As just one example, the common practice in egg production is called chick culling. Essentially, newborn male chicks are not very useful on egg farms, but about half of all chickens born on egg farms will be male. As a result, male chicks are killed in large quantities immediately after birth. Most commonly, they are killed by being fed straight to a grinder (not so common, they are gassed or choked with plastic). It is estimated that 7 billion baby chicken-like things are killed each year. technology It exists This allows egg farmers to identify which eggs produce male or female chicks, and to secure only female chick hatch. It’s expensive, but chick culling has its own costs, including double the energy and space required to incubate the eggs while only using half of the resulting chicks, plus the cost of the culling operation itself. (It is estimated that it will cost around $1 per baby chicken, so just carrying out this act will cost $7 billion across the industry.) Still, chick culling is cheap, but how much is it? Several countries have banned chick culling practices, such as Germany and Austria, and producers have instead started using screening techniques. As a result, the price increased by about 2 cents per egg.
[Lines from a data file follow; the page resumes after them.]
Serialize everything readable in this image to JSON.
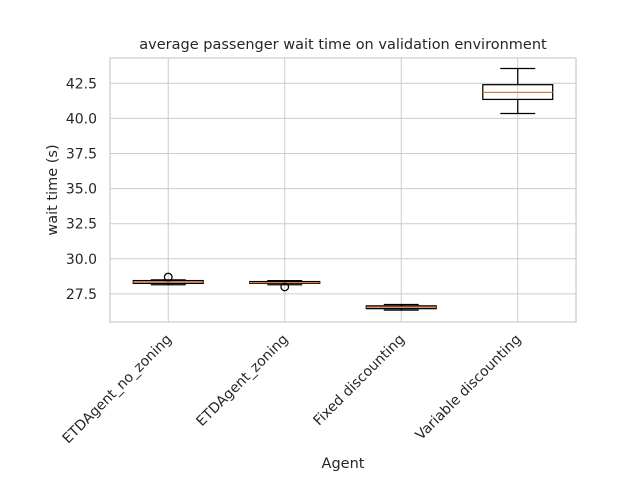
{
  "chart_data": {
    "type": "box",
    "title": "average passenger wait time on validation environment",
    "xlabel": "Agent",
    "ylabel": "wait time (s)",
    "ylim": [
      25.5,
      44.3
    ],
    "yticks": [
      27.5,
      30.0,
      32.5,
      35.0,
      37.5,
      40.0,
      42.5
    ],
    "ytick_labels": [
      "27.5",
      "30.0",
      "32.5",
      "35.0",
      "37.5",
      "40.0",
      "42.5"
    ],
    "grid": true,
    "categories": [
      "ETDAgent_no_zoning",
      "ETDAgent_zoning",
      "Fixed discounting",
      "Variable discounting"
    ],
    "boxes": [
      {
        "whisker_low": 28.15,
        "q1": 28.25,
        "median": 28.35,
        "q3": 28.45,
        "whisker_high": 28.5,
        "outliers": [
          28.7
        ]
      },
      {
        "whisker_low": 28.15,
        "q1": 28.25,
        "median": 28.3,
        "q3": 28.38,
        "whisker_high": 28.45,
        "outliers": [
          28.0
        ]
      },
      {
        "whisker_low": 26.35,
        "q1": 26.45,
        "median": 26.55,
        "q3": 26.65,
        "whisker_high": 26.75,
        "outliers": []
      },
      {
        "whisker_low": 40.35,
        "q1": 41.35,
        "median": 41.85,
        "q3": 42.4,
        "whisker_high": 43.55,
        "outliers": []
      }
    ],
    "colors": {
      "grid": "#cccccc",
      "box": "#000000",
      "median": "#e07b39",
      "axes": "#cccccc",
      "text": "#262626"
    }
  }
}
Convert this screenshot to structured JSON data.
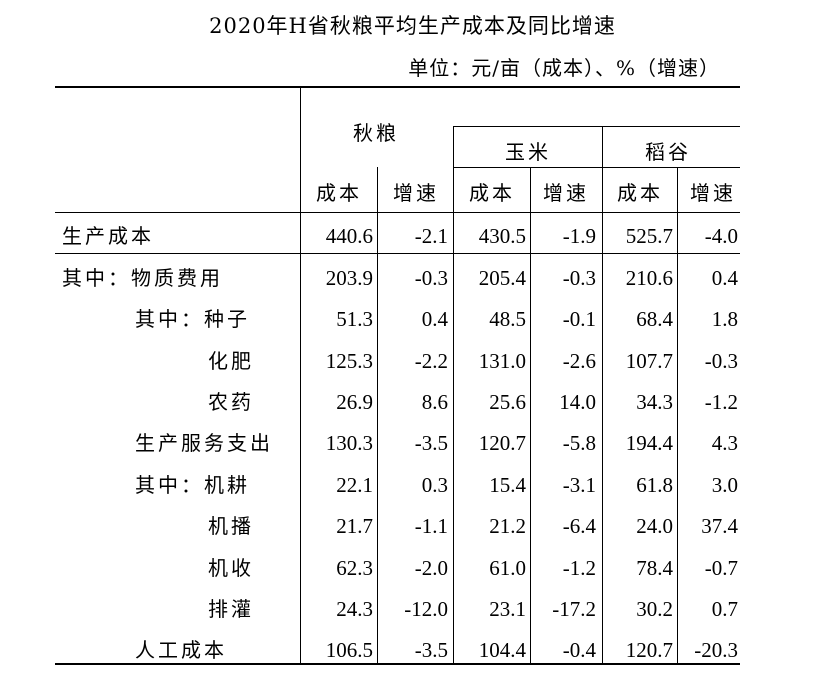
{
  "title": "2020年H省秋粮平均生产成本及同比增速",
  "unit": "单位：元/亩（成本）、%（增速）",
  "groups": {
    "qiuliang": "秋粮",
    "yumi": "玉米",
    "daogu": "稻谷"
  },
  "sub": {
    "cost": "成本",
    "growth": "增速"
  },
  "rows": [
    {
      "label": "生产成本",
      "values": [
        "440.6",
        "-2.1",
        "430.5",
        "-1.9",
        "525.7",
        "-4.0"
      ]
    },
    {
      "label": "其中：物质费用",
      "values": [
        "203.9",
        "-0.3",
        "205.4",
        "-0.3",
        "210.6",
        "0.4"
      ]
    },
    {
      "label": "其中：种子",
      "values": [
        "51.3",
        "0.4",
        "48.5",
        "-0.1",
        "68.4",
        "1.8"
      ]
    },
    {
      "label": "化肥",
      "values": [
        "125.3",
        "-2.2",
        "131.0",
        "-2.6",
        "107.7",
        "-0.3"
      ]
    },
    {
      "label": "农药",
      "values": [
        "26.9",
        "8.6",
        "25.6",
        "14.0",
        "34.3",
        "-1.2"
      ]
    },
    {
      "label": "生产服务支出",
      "values": [
        "130.3",
        "-3.5",
        "120.7",
        "-5.8",
        "194.4",
        "4.3"
      ]
    },
    {
      "label": "其中：机耕",
      "values": [
        "22.1",
        "0.3",
        "15.4",
        "-3.1",
        "61.8",
        "3.0"
      ]
    },
    {
      "label": "机播",
      "values": [
        "21.7",
        "-1.1",
        "21.2",
        "-6.4",
        "24.0",
        "37.4"
      ]
    },
    {
      "label": "机收",
      "values": [
        "62.3",
        "-2.0",
        "61.0",
        "-1.2",
        "78.4",
        "-0.7"
      ]
    },
    {
      "label": "排灌",
      "values": [
        "24.3",
        "-12.0",
        "23.1",
        "-17.2",
        "30.2",
        "0.7"
      ]
    },
    {
      "label": "人工成本",
      "values": [
        "106.5",
        "-3.5",
        "104.4",
        "-0.4",
        "120.7",
        "-20.3"
      ]
    }
  ]
}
In this way, the market efficiency process reflects the above quip from Lewis Black. If producers can find ways to create small tweaks and get some printed words per page to use the resources they need, the market will find and use those techniques. But likewise, if a farmer feeding live baby chickens directly to meat powder, which is immediately after birth, can shave from two more cents from the price of the egg, they will do so. This applies not only to chicks culling, but to almost all of the most cruel practices of the meat and dairy industry. A method that significantly increases the pain and suffering of billions of animals each year is also done by producers if it results in a slight reduction in prices.

However, rather than turning the comment section into a fire war on the ethics of animal cruelty, I would like to propose a different route. Dear econlog reader, what are your own examples for display testing? What policy do you prefer? Also, what negative consequences do you think result from that policy?